From the 2000 census, 150 or 7.4% were Roman Catholic, while 1,560 or 77.0% belonged to the Swiss Reformed Church. Of the rest of the population, there were 28 members of an Orthodox church (or about 1.38% of the population), and there were 236 individuals (or about 11.65% of the population) who belonged to another Christian church. There was 1 individual who was Jewish, and 21 (or about 1.04% of the population) who were Islamic. There were 2 individuals who were Buddhist. 89 (or about 4.40% of the population) belonged to no church, are agnostic or atheist, and 55 individuals (or about 2.72% of the population) did not answer the question.

==Education==
In Aeschi bei Spiez about 760 or (37.5%) of the population have completed non-mandatory upper secondary education, and 195 or (9.6%) have completed additional higher education (either university or a Fachhochschule). Of the 195 who completed tertiary schooling, 72.8% were Swiss men, 18.5% were Swiss women, 5.1% were non-Swiss men and 3.6% were non-Swiss women.
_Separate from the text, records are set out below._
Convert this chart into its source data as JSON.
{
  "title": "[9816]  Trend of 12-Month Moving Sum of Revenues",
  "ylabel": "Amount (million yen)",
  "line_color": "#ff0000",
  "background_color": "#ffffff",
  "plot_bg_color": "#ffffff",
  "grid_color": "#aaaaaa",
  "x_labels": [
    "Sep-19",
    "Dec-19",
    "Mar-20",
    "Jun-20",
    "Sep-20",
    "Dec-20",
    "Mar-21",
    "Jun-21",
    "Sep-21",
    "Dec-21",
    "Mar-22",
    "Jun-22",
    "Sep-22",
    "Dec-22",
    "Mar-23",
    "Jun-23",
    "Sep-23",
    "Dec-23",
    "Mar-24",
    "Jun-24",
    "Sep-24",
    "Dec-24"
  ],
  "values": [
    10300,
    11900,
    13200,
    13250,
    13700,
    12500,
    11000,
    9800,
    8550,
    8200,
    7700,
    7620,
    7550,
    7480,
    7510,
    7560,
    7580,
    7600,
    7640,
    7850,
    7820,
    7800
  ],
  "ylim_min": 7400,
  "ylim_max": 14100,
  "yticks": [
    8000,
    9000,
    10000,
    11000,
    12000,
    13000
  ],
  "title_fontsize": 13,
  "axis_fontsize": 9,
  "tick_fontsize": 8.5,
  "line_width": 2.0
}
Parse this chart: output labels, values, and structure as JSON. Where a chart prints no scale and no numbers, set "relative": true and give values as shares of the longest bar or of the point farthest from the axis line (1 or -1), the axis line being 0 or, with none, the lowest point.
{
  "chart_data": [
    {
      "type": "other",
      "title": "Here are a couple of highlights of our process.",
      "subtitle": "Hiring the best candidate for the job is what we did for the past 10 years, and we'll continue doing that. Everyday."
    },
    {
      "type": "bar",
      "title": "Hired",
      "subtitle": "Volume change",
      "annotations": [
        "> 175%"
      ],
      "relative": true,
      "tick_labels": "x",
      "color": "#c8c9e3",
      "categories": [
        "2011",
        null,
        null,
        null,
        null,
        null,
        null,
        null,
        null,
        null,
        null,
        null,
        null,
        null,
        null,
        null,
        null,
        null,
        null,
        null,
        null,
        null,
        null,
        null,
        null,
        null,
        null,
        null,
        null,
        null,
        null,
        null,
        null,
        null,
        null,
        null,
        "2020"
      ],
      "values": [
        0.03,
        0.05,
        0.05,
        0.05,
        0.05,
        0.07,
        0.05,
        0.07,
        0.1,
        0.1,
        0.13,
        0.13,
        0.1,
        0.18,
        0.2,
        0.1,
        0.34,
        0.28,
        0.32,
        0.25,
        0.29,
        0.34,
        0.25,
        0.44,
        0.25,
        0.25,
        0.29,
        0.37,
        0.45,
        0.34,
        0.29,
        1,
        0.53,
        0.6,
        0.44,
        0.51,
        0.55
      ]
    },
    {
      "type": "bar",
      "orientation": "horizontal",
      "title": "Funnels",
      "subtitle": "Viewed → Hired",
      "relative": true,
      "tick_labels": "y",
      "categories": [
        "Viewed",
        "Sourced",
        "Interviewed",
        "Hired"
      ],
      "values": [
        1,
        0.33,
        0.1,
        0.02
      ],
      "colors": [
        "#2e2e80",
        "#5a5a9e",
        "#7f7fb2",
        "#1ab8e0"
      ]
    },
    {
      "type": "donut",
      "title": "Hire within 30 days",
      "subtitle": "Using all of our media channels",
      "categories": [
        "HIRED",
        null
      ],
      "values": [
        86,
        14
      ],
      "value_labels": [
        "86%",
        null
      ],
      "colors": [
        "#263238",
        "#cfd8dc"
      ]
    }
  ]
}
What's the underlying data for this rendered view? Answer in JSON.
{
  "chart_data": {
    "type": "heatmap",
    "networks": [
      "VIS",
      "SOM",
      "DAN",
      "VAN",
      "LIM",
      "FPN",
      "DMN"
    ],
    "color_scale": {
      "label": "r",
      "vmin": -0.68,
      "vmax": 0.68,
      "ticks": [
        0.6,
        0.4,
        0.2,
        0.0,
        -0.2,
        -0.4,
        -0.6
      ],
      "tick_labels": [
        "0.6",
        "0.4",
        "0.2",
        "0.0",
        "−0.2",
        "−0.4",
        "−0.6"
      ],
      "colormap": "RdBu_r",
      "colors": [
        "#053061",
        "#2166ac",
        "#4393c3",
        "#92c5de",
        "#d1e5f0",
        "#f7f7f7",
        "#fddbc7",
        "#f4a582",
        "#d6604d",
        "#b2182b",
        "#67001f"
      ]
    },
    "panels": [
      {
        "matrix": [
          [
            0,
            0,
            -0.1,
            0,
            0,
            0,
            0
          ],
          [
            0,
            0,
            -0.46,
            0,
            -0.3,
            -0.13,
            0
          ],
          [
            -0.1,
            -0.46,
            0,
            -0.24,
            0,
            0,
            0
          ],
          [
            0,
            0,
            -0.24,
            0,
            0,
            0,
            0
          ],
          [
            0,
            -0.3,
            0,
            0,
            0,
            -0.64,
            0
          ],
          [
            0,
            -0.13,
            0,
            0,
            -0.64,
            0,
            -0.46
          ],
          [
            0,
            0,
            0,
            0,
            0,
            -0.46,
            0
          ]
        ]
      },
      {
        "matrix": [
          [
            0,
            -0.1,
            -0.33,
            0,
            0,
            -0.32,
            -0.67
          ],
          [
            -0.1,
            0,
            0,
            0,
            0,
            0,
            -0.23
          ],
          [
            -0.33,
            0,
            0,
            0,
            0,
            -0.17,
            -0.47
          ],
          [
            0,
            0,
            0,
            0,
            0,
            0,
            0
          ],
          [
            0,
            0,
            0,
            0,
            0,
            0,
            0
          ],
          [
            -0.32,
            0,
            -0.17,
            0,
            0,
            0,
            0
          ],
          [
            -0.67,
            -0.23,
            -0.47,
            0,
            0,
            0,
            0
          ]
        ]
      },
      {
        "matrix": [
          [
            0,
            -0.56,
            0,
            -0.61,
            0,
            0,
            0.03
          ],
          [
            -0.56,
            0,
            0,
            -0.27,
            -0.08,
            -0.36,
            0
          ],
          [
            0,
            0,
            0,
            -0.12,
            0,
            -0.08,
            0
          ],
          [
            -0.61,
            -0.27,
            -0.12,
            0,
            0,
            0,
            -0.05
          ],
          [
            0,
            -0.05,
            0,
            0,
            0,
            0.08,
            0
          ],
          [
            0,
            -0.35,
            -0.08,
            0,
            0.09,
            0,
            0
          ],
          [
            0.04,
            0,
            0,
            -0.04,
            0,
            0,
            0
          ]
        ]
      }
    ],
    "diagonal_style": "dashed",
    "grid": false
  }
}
The Canton of Bern school system provides one year of non-obligatory Kindergarten, followed by six years of Primary school. This is followed by three years of obligatory lower Secondary school where the students are separated according to ability and aptitude. Following the lower Secondary students may attend additional schooling or they may enter an apprenticeship.

During the 2010-11 school year, there were a total of 283 students attending classes in Aeschi bei Spiez. There were 2 kindergarten classes with a total of 37 students in the municipality. Of the kindergarten students, 2.7% were permanent or temporary residents of Switzerland (not citizens). The municipality had 7 primary classes and 121 students. Of the primary students, 4.1% were permanent or temporary residents of Switzerland (not citizens) and 4.1% have a different mother language than the classroom language. During the same year, there were 5 lower secondary classes with a total of 103 students. and 2.9% have a different mother language than the classroom language.

As of 2000, there were 64 students in Aeschi bei Spiez who came from another municipality, while 52 residents attended schools outside the municipality.

Aeschi bei Spiez is home to the Bibliothek Aeschi library. The library has (As of 2008) 1,800 books or other media, and loaned out 750 items in the same year. It was open a total of 260 days with average of 39 hours per week during that year.